Emsal Mahkeme Kararı İstanbul Bölge Adliye Mahkemesi 44. Hukuk Dairesi 2022/133 E. 2022/314 K. 24.02.2022 T.

Görüntülediğiniz mahkeme kararı henüz kesinleşmemiştir.
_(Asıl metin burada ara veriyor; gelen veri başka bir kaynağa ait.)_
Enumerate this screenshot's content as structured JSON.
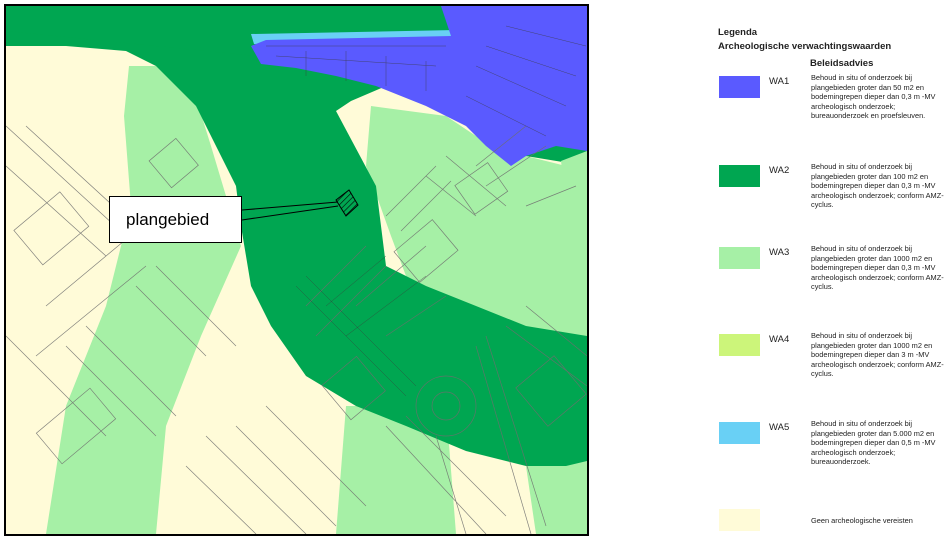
{
  "map": {
    "callout_label": "plangebied",
    "colors": {
      "base": "#fffbd8",
      "wa1": "#5a5aff",
      "wa2": "#00a651",
      "wa3": "#a6f0a6",
      "wa5": "#69d0f5",
      "lines": "#6e6e6e",
      "hatch": "#000000"
    }
  },
  "legend": {
    "title": "Legenda",
    "subtitle": "Archeologische verwachtingswaarden",
    "column_header": "Beleidsadvies",
    "items": [
      {
        "code": "WA1",
        "color": "#5a5aff",
        "description": "Behoud in situ of onderzoek bij plangebieden groter dan 50 m2 en bodemingrepen dieper dan 0,3 m -MV archeologisch onderzoek; bureauonderzoek en proefsleuven."
      },
      {
        "code": "WA2",
        "color": "#00a651",
        "description": "Behoud in situ of onderzoek bij plangebieden groter dan 100 m2 en bodemingrepen dieper dan 0,3 m -MV archeologisch onderzoek; conform AMZ-cyclus."
      },
      {
        "code": "WA3",
        "color": "#a6f0a6",
        "description": "Behoud in situ of onderzoek bij plangebieden groter dan 1000 m2 en bodemingrepen dieper dan 0,3 m -MV archeologisch onderzoek; conform AMZ-cyclus."
      },
      {
        "code": "WA4",
        "color": "#ccf57a",
        "description": "Behoud in situ of onderzoek bij plangebieden groter dan 1000 m2 en bodemingrepen dieper dan 3 m -MV archeologisch onderzoek; conform AMZ-cyclus."
      },
      {
        "code": "WA5",
        "color": "#69d0f5",
        "description": "Behoud in situ of onderzoek bij plangebieden groter dan 5.000 m2 en bodemingrepen dieper dan 0,5 m -MV archeologisch onderzoek; bureauonderzoek."
      },
      {
        "code": "",
        "color": "#fffbd8",
        "description": "Geen archeologische vereisten"
      }
    ]
  }
}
Yararlı olması amacıyla eklenmiştir.

T.C.
İSTANBUL
BÖLGE ADLİYE MAHKEMESİ
44. HUKUK DAİRESİ
T Ü R K M İ L L E T İ A D I N A
İ S T İ N A F M A H K E M E S İ K A R A R I
DOSYA NO: 2022/133
KARAR NO: 2022/314
İNCELENEN KARARIN
MAHKEMESİ: İSTANBUL ANADOLU 6. ASLİYE TİCARET MAHKEMESİ
TARİHİ: 12/10/2021
NUMARASI: 2020/196 E. – 2021/1059 K.
DAVANIN KONUSU: Menfi Tespit (Kambiyo Senetlerinden Kaynaklanan)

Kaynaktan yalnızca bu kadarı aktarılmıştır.